For a small service like a link shortener, none of this matters once the project is wired up. The compile time is a one-time cost per development session. In production, there is no JIT warmup, no cold start latency spike, no garbage collection pause to worry about.
The Honest Summary
Building a link shortener in Rust is not the most efficient path to a working link shortener. If you need one today, a Node.js service backed by Redis and Postgres has better ecosystem tooling, faster iteration speed, and a larger pool of developers who can maintain it.
But if you are learning Rust, or if you are evaluating whether Rust is appropriate for your backend services, a link shortener is close to the ideal test project. It is small enough to finish, large enough to touch every layer of the stack, and simple enough that the decisions are visible rather than buried under framework magic.

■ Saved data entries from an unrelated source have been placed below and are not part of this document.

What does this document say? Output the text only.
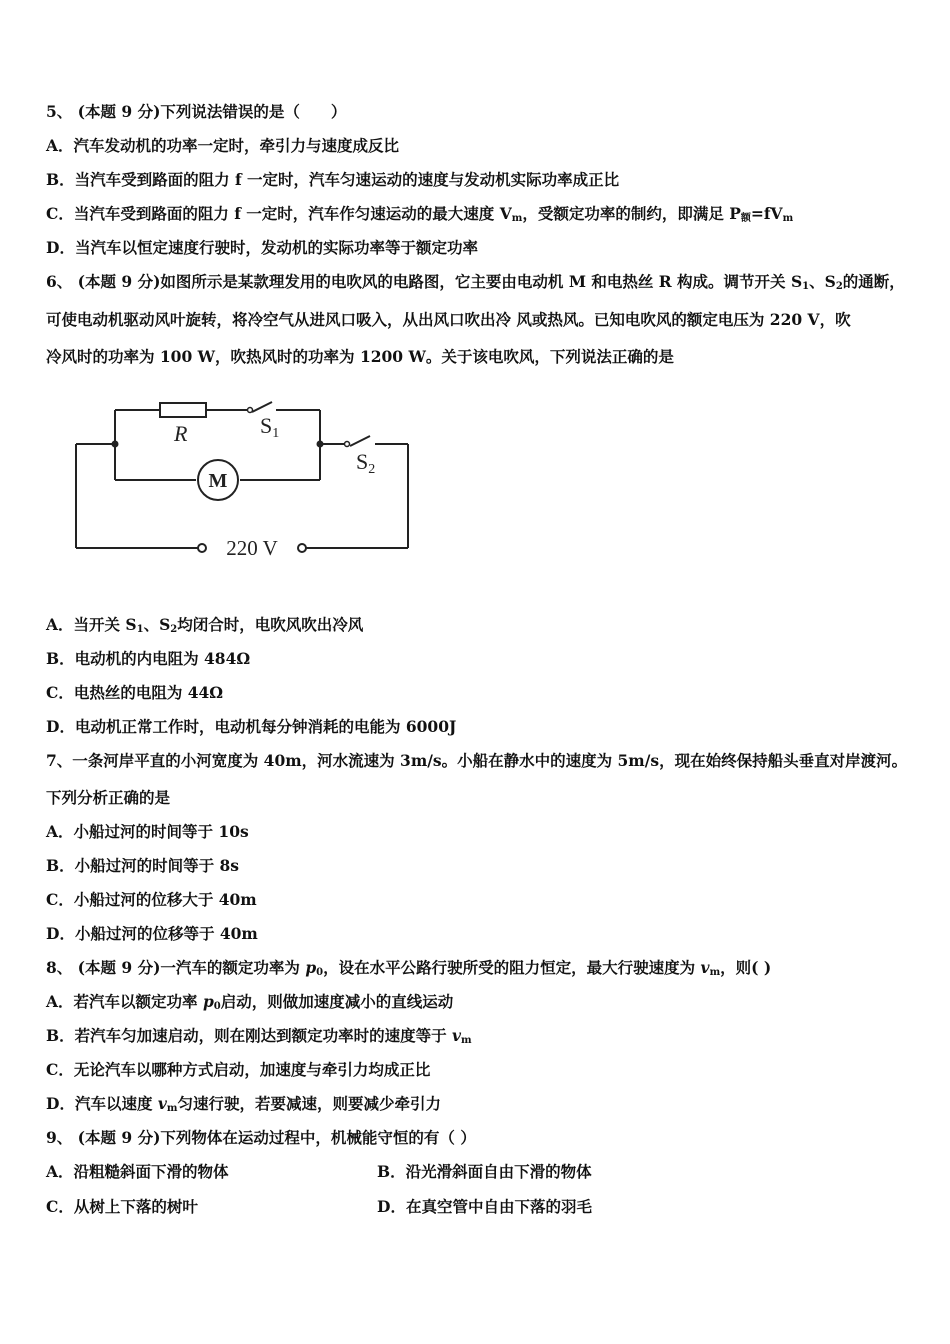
5、 (本题 9 分)下列说法错误的是（　　）
A．汽车发动机的功率一定时，牵引力与速度成反比
B．当汽车受到路面的阻力 f 一定时，汽车匀速运动的速度与发动机实际功率成正比
C．当汽车受到路面的阻力 f 一定时，汽车作匀速运动的最大速度 $V_m$，受额定功率的制约，即满足 $P_额=fV_m$
D．当汽车以恒定速度行驶时，发动机的实际功率等于额定功率
6、 (本题 9 分)如图所示是某款理发用的电吹风的电路图，它主要由电动机 M 和电热丝 R 构成。调节开关 $S_1$、$S_2$的通断，
可使电动机驱动风叶旋转，将冷空气从进风口吸入，从出风口吹出冷 风或热风。已知电吹风的额定电压为 220 V，吹
冷风时的功率为 100 W，吹热风时的功率为 1200 W。关于该电吹风，下列说法正确的是
R	S1
S2
M
220 V
A．当开关 $S_1$、$S_2$均闭合时，电吹风吹出冷风
B．电动机的内电阻为 484Ω
C．电热丝的电阻为 44Ω
D．电动机正常工作时，电动机每分钟消耗的电能为 6000J
7、一条河岸平直的小河宽度为 40m，河水流速为 3m/s。小船在静水中的速度为 5m/s，现在始终保持船头垂直对岸渡河。
下列分析正确的是
A．小船过河的时间等于 10s
B．小船过河的时间等于 8s
C．小船过河的位移大于 40m
D．小船过河的位移等于 40m
8、 (本题 9 分)一汽车的额定功率为 $p_0$，设在水平公路行驶所受的阻力恒定，最大行驶速度为 $v_m$，则( )
A．若汽车以额定功率 $p_0$启动，则做加速度减小的直线运动
B．若汽车匀加速启动，则在刚达到额定功率时的速度等于 $v_m$
C．无论汽车以哪种方式启动，加速度与牵引力均成正比
D．汽车以速度 $v_m$匀速行驶，若要减速，则要减少牵引力
9、 (本题 9 分)下列物体在运动过程中，机械能守恒的有（ ）
A．沿粗糙斜面下滑的物体	B．沿光滑斜面自由下滑的物体
C．从树上下落的树叶	D．在真空管中自由下落的羽毛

The ezli.me writeup is a concrete example of what that looks like in practice. The Rust web story in 2026 is more mature than it was three years ago: Axum is stable, sqlx is stable, the async runtime has converged on Tokio, and the deployment story is genuinely strong. The compile time tax is real and the ecosystem is smaller than Go or Node. Those tradeoffs have not changed. What has changed is that the rough edges have been filed down enough that you are not fighting the ecosystem just to get a handler to compile.